Bu aralar Bulut’a uyku eğitimi vermeye koyulduk. Son zamanlarda uyku konusu bizi biraz yormaya başlamıştı. Yavaş yavaş fark ediyorum ki, bu konuda içten içe epey korkum varmış.
Çocuk doğduktan sonra uykusuz zombiler olunacağıyla ilgili var olan toplumsal kanaatten içimize sızanlar mıydı buna neden olan?
Bulut’u birkaç aydır kucakta uyutup sonra yatağa yatırıyorduk.
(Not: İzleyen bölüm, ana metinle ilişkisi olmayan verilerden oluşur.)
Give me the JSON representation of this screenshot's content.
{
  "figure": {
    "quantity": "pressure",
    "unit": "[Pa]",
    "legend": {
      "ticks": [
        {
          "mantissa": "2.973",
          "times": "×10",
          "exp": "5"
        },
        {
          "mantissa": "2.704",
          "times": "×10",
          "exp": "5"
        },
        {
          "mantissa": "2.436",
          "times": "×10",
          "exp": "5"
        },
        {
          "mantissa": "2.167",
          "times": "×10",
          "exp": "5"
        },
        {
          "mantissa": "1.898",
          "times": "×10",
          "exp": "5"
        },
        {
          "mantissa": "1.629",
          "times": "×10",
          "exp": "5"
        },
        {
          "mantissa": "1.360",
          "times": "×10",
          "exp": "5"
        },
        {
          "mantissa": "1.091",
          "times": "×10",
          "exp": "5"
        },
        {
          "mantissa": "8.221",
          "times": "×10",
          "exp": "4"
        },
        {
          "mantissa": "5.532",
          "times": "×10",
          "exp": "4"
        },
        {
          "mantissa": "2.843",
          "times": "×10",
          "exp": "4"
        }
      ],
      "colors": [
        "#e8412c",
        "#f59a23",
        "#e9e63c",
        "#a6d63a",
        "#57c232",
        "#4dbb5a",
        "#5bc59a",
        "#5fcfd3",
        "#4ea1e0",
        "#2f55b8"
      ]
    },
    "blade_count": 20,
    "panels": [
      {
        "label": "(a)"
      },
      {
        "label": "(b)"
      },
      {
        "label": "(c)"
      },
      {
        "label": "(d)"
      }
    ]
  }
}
Verilmiş bir karar sonucu değil, bu şekilde daha kolay uyuduğunu düşündüğümüz için böyle davranmışız sanırım.
Sallama işinin uzun süreli ve yorucu olduğu zamanlarda, Bulut’u yatağa koyarkenki “aha şimdi uyanacak” gerilimi, ve uyanırsa yaşanan hayal kırıklığı giderek daha tanıdık olmaya başladı. Uyanırsa tekrar uyutmanın çok zor olacağı, kucaksız uyutmayı denersem işin daha da zorlaşacağı korkuları varmış içimde. Bu yüzden mümkün olan en hızlı şekilde (kucakta) uyutmak gibi bir yol seçmişiz. Ama en nihayetinde bu bizim seçtiğimiz bir yol değil mi? Bulut’la pek de ilgisi yok gibi.
“O iş öyle değil”, “Bebek doğduktan sonra işler değişiyor”, “Yapmam dediğim her şeyi yaptım”, “Artık uykusuz günlere hazır olun” mesajları gelen kutumuzda birikmiş, Bulut’un gelişiyle beraber hepsi virüs gibi işlemeye başlamış anlaşılan.
Tabi biz de boş durmuyoruz 😉
Şimdi uyku eğitimiyle ilgili bir kitabın anlattıklarını uygulamayı deniyoruz. Daha 3 günde ne kadar yol aldığımıza şaşırıyorum!
Bence bu tarz korkular kendini gerçekleştiren kehanetler gibiler.
Bu vesileyle farkında olmadığımız korkularımızla tek tek tanışmayı ümit ediyorum. Bulut’un varlığı bu tanışmaları biraz da zorunlu kılıyor gibi. İyi ki!